Reactor保持不變,僅需要改動Handler代碼:
public class Handler implements Runnable{
private final static int DEFAULT_SIZE = 1024;
private final SocketChannel socketChannel;
private final SelectionKey seletionKey;
private static final int READING = 0;
private static final int SENDING = 1;
private int state = READING;
ByteBuffer inputBuffer = ByteBuffer.allocate(DEFAULT_SIZE);
ByteBuffer outputBuffer = ByteBuffer.allocate(DEFAULT_SIZE);
private static ExecutorService executorService = Executors.newFixedThreadPool(Runtime.getRuntime()
.availableProcessors());
private static final int PROCESSING = 3;
private Selector selector;
public Handler(Selector selector, SocketChannel channel) throws IOException {
this.selector = selector;
this.socketChannel = channel;
socketChannel.configureBlocking(false);
this.seletionKey = socketChannel.register(selector, 0);
seletionKey.attach(this);
seletionKey.interestOps(SelectionKey.OP_READ);
selector.wakeup();
}
@Override
public void run() {
if (state == READING) {
read();
} else if (state == SENDING) {
write();
}
}
private void write() {
try {
socketChannel.write(outputBuffer);
} catch (IOException e) {
e.printStackTrace();
}
while (outIsComplete()) {
seletionKey.cancel();
}
}
private void read() {
try {
socketChannel.read(inputBuffer);
if (inputIsComplete()) {
process();
executorService.execute(new Processer());
}
} catch (IOException e) {
e.printStackTrace();
}
}
public boolean inputIsComplete() {
return true;
}
public boolean outIsComplete() {
return true;
}
public void process() {
// do something...
}
class Sender implements Runnable {
@Override
public void run() {
try {
socketChannel.write(outputBuffer);
} catch (IOException e) {
e.printStackTrace();
}
if (outIsComplete()) {
seletionKey.cancel();
}
}
}
synchronized void processAndHandOff() {
process();
// or rebind attachment
state = SENDING;
seletionKey.interestOps(SelectionKey.OP_WRITE);
selector.wakeup();
}
class Processer implements Runnable {
@Override
public void run() {
processAndHandOff();
}
}
}
主從Reactor多線程模型設計
主從Reactor多線程模型是將Reactor分成兩部分,mainReactor負責監聽server socket,accept新連接,並將建立的socket分派給subReactor。
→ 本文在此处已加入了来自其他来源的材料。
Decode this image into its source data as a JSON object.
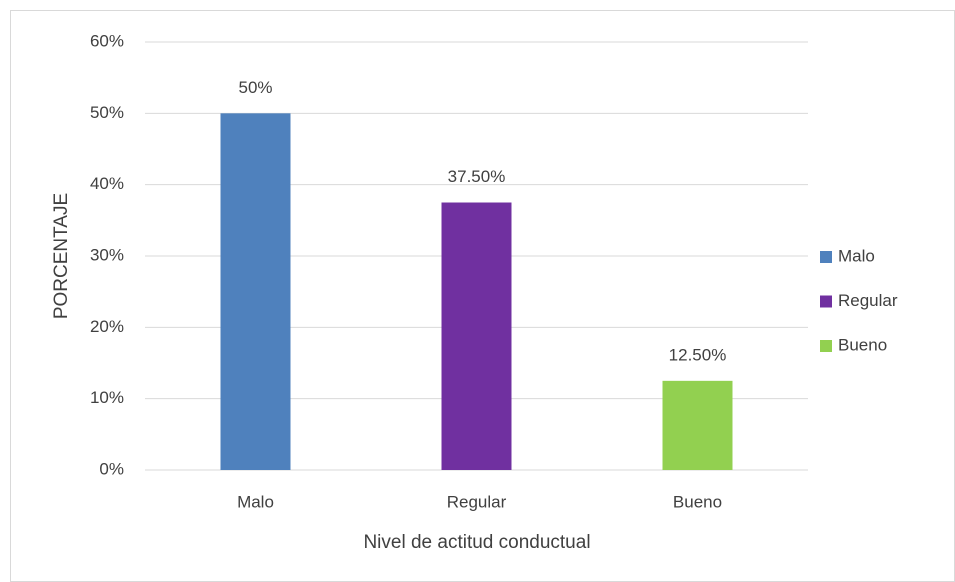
{
  "chart_data": {
    "type": "bar",
    "categories": [
      "Malo",
      "Regular",
      "Bueno"
    ],
    "values": [
      50,
      37.5,
      12.5
    ],
    "value_labels": [
      "50%",
      "37.50%",
      "12.50%"
    ],
    "colors": [
      "#4f81bd",
      "#7030a0",
      "#92d050"
    ],
    "xlabel": "Nivel de actitud conductual",
    "ylabel": "PORCENTAJE",
    "ylim": [
      0,
      60
    ],
    "yticks": [
      {
        "value": 0,
        "label": "0%"
      },
      {
        "value": 10,
        "label": "10%"
      },
      {
        "value": 20,
        "label": "20%"
      },
      {
        "value": 30,
        "label": "30%"
      },
      {
        "value": 40,
        "label": "40%"
      },
      {
        "value": 50,
        "label": "50%"
      },
      {
        "value": 60,
        "label": "60%"
      }
    ],
    "grid": true,
    "legend": "right"
  }
}
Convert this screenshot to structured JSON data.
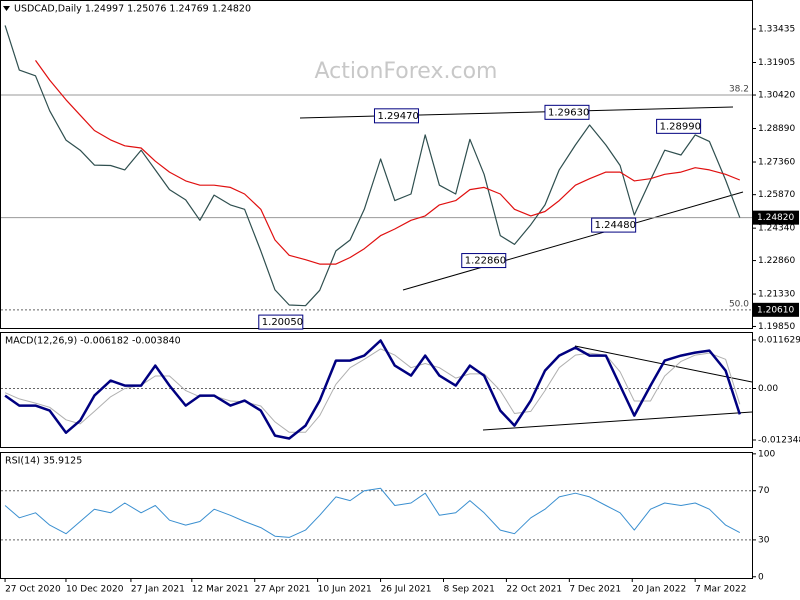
{
  "watermark": "ActionForex.com",
  "chart_data": [
    {
      "type": "line",
      "title": "USDCAD,Daily 1.24997 1.25076 1.24769 1.24820",
      "x": [
        0,
        7,
        15,
        22,
        30,
        37,
        44,
        52,
        59,
        67,
        74,
        81,
        89,
        96,
        103,
        111,
        118,
        126,
        133,
        140,
        148,
        155,
        163,
        170,
        177,
        185,
        192,
        200,
        207,
        214,
        222,
        229,
        236,
        244,
        251,
        259,
        266,
        273,
        281,
        288,
        296,
        303,
        310,
        318,
        325,
        333,
        340,
        347,
        355,
        362
      ],
      "xlim": [
        -2.5,
        368
      ],
      "ylim": [
        1.1978,
        1.3476
      ],
      "yticks": [
        1.33435,
        1.31905,
        {
          "value": 1.3042,
          "label": "1.30420"
        },
        {
          "value": 1.2889,
          "label": "1.28890"
        },
        {
          "value": 1.2736,
          "label": "1.27360"
        },
        {
          "value": 1.2587,
          "label": "1.25870"
        },
        {
          "value": 1.2434,
          "label": "1.24340"
        },
        {
          "value": 1.2286,
          "label": "1.22860"
        },
        {
          "value": 1.2133,
          "label": "1.21330"
        },
        {
          "value": 1.1985,
          "label": "1.19850"
        }
      ],
      "series": [
        {
          "color": "#2f4f4f",
          "width": 1.2,
          "values": [
            1.336,
            1.3156,
            1.313,
            1.297,
            1.2836,
            1.279,
            1.2722,
            1.272,
            1.27,
            1.279,
            1.27,
            1.261,
            1.2563,
            1.247,
            1.2585,
            1.254,
            1.252,
            1.233,
            1.2152,
            1.2083,
            1.208,
            1.215,
            1.233,
            1.238,
            1.252,
            1.275,
            1.256,
            1.259,
            1.286,
            1.263,
            1.259,
            1.284,
            1.268,
            1.24,
            1.236,
            1.245,
            1.254,
            1.27,
            1.2814,
            1.2905,
            1.2814,
            1.272,
            1.2494,
            1.2654,
            1.279,
            1.2768,
            1.286,
            1.283,
            1.2654,
            1.2482
          ]
        },
        {
          "color": "#e01010",
          "width": 1.2,
          "values": [
            null,
            null,
            1.32,
            1.311,
            1.302,
            1.295,
            1.288,
            1.2837,
            1.281,
            1.28,
            1.274,
            1.269,
            1.265,
            1.263,
            1.263,
            1.262,
            1.259,
            1.252,
            1.238,
            1.231,
            1.229,
            1.227,
            1.227,
            1.23,
            1.234,
            1.24,
            1.243,
            1.247,
            1.249,
            1.254,
            1.256,
            1.261,
            1.262,
            1.259,
            1.252,
            1.249,
            1.251,
            1.256,
            1.263,
            1.266,
            1.269,
            1.269,
            1.265,
            1.266,
            1.268,
            1.269,
            1.271,
            1.27,
            1.268,
            1.2654
          ]
        }
      ],
      "levels": [
        {
          "value": 1.3042,
          "label": "38.2"
        },
        {
          "value": 1.2061,
          "label": "50.0",
          "dashed": true
        },
        {
          "value": 1.2482
        }
      ],
      "axis_labels": [
        {
          "value": 1.2482,
          "label": "1.24820"
        },
        {
          "value": 1.2061,
          "label": "1.20610"
        }
      ],
      "annotations": [
        {
          "value": 1.2947,
          "label": "1.29470",
          "x": 182
        },
        {
          "value": 1.2963,
          "label": "1.29630",
          "x": 266
        },
        {
          "value": 1.2899,
          "label": "1.28990",
          "x": 321
        },
        {
          "value": 1.2448,
          "label": "1.24480",
          "x": 289
        },
        {
          "value": 1.2286,
          "label": "1.22860",
          "x": 225
        },
        {
          "value": 1.2005,
          "label": "1.20050",
          "x": 125
        }
      ]
    },
    {
      "type": "line",
      "title": "MACD(12,26,9) -0.006182 -0.003840",
      "x": [
        0,
        7,
        15,
        22,
        30,
        37,
        44,
        52,
        59,
        67,
        74,
        81,
        89,
        96,
        103,
        111,
        118,
        126,
        133,
        140,
        148,
        155,
        163,
        170,
        177,
        185,
        192,
        200,
        207,
        214,
        222,
        229,
        236,
        244,
        251,
        259,
        266,
        273,
        281,
        288,
        296,
        303,
        310,
        318,
        325,
        333,
        340,
        347,
        355,
        362
      ],
      "xlim": [
        -2.5,
        368
      ],
      "ylim": [
        -0.01403,
        0.01355
      ],
      "yticks": [
        0.011629,
        {
          "value": 0,
          "label": "0.00"
        },
        -0.012348
      ],
      "series": [
        {
          "color": "#b0b0b0",
          "width": 1,
          "values": [
            -0.001,
            -0.0025,
            -0.0035,
            -0.0045,
            -0.0075,
            -0.0085,
            -0.0055,
            -0.002,
            0,
            0.0008,
            0.003,
            0.003,
            -0.0005,
            -0.002,
            -0.0018,
            -0.003,
            -0.0032,
            -0.0042,
            -0.008,
            -0.0105,
            -0.0105,
            -0.0065,
            0.001,
            0.005,
            0.007,
            0.0095,
            0.008,
            0.005,
            0.006,
            0.005,
            0.0025,
            0.0035,
            0.0035,
            -0.0005,
            -0.006,
            -0.0055,
            -0.0005,
            0.005,
            0.008,
            0.0085,
            0.008,
            0.004,
            -0.003,
            -0.003,
            0.003,
            0.0065,
            0.008,
            0.0085,
            0.007,
            -0.0038
          ]
        },
        {
          "color": "#000080",
          "width": 2.5,
          "values": [
            -0.0017,
            -0.0041,
            -0.0041,
            -0.0053,
            -0.0106,
            -0.0077,
            -0.0017,
            0.0019,
            0.0007,
            0.0007,
            0.0055,
            0.0007,
            -0.0041,
            -0.0017,
            -0.0017,
            -0.0041,
            -0.0029,
            -0.0053,
            -0.0113,
            -0.012,
            -0.0089,
            -0.0029,
            0.0067,
            0.0067,
            0.0079,
            0.0115,
            0.0055,
            0.0031,
            0.0079,
            0.0031,
            0.0007,
            0.0055,
            0.0031,
            -0.0053,
            -0.0089,
            -0.0029,
            0.0043,
            0.0079,
            0.0098,
            0.0079,
            0.0079,
            0.0007,
            -0.0065,
            0.0007,
            0.0067,
            0.0079,
            0.0086,
            0.0091,
            0.0043,
            -0.0062
          ]
        }
      ],
      "levels": [
        {
          "value": 0,
          "dashed": true
        }
      ]
    },
    {
      "type": "line",
      "title": "RSI(14) 35.9125",
      "x": [
        0,
        7,
        15,
        22,
        30,
        37,
        44,
        52,
        59,
        67,
        74,
        81,
        89,
        96,
        103,
        111,
        118,
        126,
        133,
        140,
        148,
        155,
        163,
        170,
        177,
        185,
        192,
        200,
        207,
        214,
        222,
        229,
        236,
        244,
        251,
        259,
        266,
        273,
        281,
        288,
        296,
        303,
        310,
        318,
        325,
        333,
        340,
        347,
        355,
        362
      ],
      "xlim": [
        -2.5,
        368
      ],
      "ylim": [
        -1,
        101.5
      ],
      "yticks": [
        100,
        70,
        30,
        0
      ],
      "series": [
        {
          "color": "#3a8fd0",
          "width": 1,
          "values": [
            58,
            48,
            52,
            42,
            35,
            45,
            55,
            52,
            60,
            52,
            58,
            46,
            42,
            45,
            55,
            50,
            45,
            40,
            33,
            32,
            38,
            50,
            65,
            62,
            70,
            72,
            58,
            60,
            68,
            50,
            52,
            62,
            52,
            38,
            35,
            48,
            55,
            65,
            68,
            65,
            58,
            52,
            38,
            55,
            60,
            58,
            60,
            55,
            42,
            35.9
          ]
        }
      ],
      "levels": [
        {
          "value": 70,
          "dashed": true
        },
        {
          "value": 30,
          "dashed": true
        }
      ],
      "xticks": [
        {
          "value": 0,
          "label": "27 Oct 2020"
        },
        {
          "value": 30,
          "label": "10 Dec 2020"
        },
        {
          "value": 62,
          "label": "27 Jan 2021"
        },
        {
          "value": 92,
          "label": "12 Mar 2021"
        },
        {
          "value": 123,
          "label": "27 Apr 2021"
        },
        {
          "value": 154,
          "label": "10 Jun 2021"
        },
        {
          "value": 185,
          "label": "26 Jul 2021"
        },
        {
          "value": 216,
          "label": "8 Sep 2021"
        },
        {
          "value": 247,
          "label": "22 Oct 2021"
        },
        {
          "value": 278,
          "label": "7 Dec 2021"
        },
        {
          "value": 309,
          "label": "20 Jan 2022"
        },
        {
          "value": 340,
          "label": "7 Mar 2022"
        }
      ]
    }
  ]
}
subReactor負責多路分離已連接的socket,讀寫網絡數據,對業務處理功能,其扔給worker線程池完成。通常,subReactor個數上可與CPU個數等同:
Handler保持不變,僅需要改動Reactor代碼:
public class Reactor {
// also create threads
Selector[] selectors;
AtomicInteger next = new AtomicInteger(0);
final ServerSocketChannel serverSocketChannel;
private static ExecutorService sunReactors = Executors.newFixedThreadPool(Runtime.getRuntime()
.availableProcessors());
private static final int PROCESSING = 3;
public Reactor(int port) throws IOException {
serverSocketChannel = ServerSocketChannel.open();
serverSocketChannel.socket().bind(new InetSocketAddress(port));
serverSocketChannel.configureBlocking(false);
selectors = new Selector[4];
for (int i = 0; i < selectors.length; i++) {
Selector selector = selectors[i];
serverSocketChannel.socket().bind(new InetSocketAddress(port));
serverSocketChannel.configureBlocking(false);
SelectionKey key = serverSocketChannel.register(selector, SelectionKey.OP_ACCEPT);
key.attach(new Acceptor());
new Thread(()->{
while (!Thread.interrupted()) {
try {
selector.select();
Set<SelectionKey> selectionKeys = selector.selectedKeys();
for (SelectionKey selectionKey : selectionKeys) {
dispatch(selectionKey);
}
selectionKeys.clear();
} catch (IOException e) {
e.printStackTrace();
}
}
}).start();
}
}
private void dispatch(SelectionKey selectionKey) {
Runnable run = (Runnable) selectionKey.attachment();
if (run != null) {
run.run();
}
}
class Acceptor implements Runnable {
@Override
public void run() {
try {
SocketChannel channel = serverSocketChannel.accept();
if (channel != null) {
sunReactors.execute(new Handler(selectors[next.getAndIncrement() % selectors.length], channel));
}
} catch (IOException e) {
e.printStackTrace();
}
}
}
public static void main(String[] args) throws IOException {
new Reactor(1234);
}
}
以上是三種不同的設計思路,接下來看一下Netty這個一個高性能NIO框架,其是如何實現Reactor模型的!
Netty Reactor模型設計
- 看一個最簡單的Netty服務端代碼
public final class EchoServer {
static final int PORT = Integer.parseInt(System.getProperty("port", "8007"));
public static void main(String[] args) throws Exception {
// Configure the server.
EventLoopGroup bossGroup = new NioEventLoopGroup(1);
EventLoopGroup workerGroup = new NioEventLoopGroup();
final EchoServerHandler serverHandler = new EchoServerHandler();
try {
ServerBootstrap b = new ServerBootstrap();
b.group(bossGroup, workerGroup)
.channel(NioServerSocketChannel.class)
.option(ChannelOption.SO_BACKLOG, 100)
.handler(new LoggingHandler(LogLevel.INFO))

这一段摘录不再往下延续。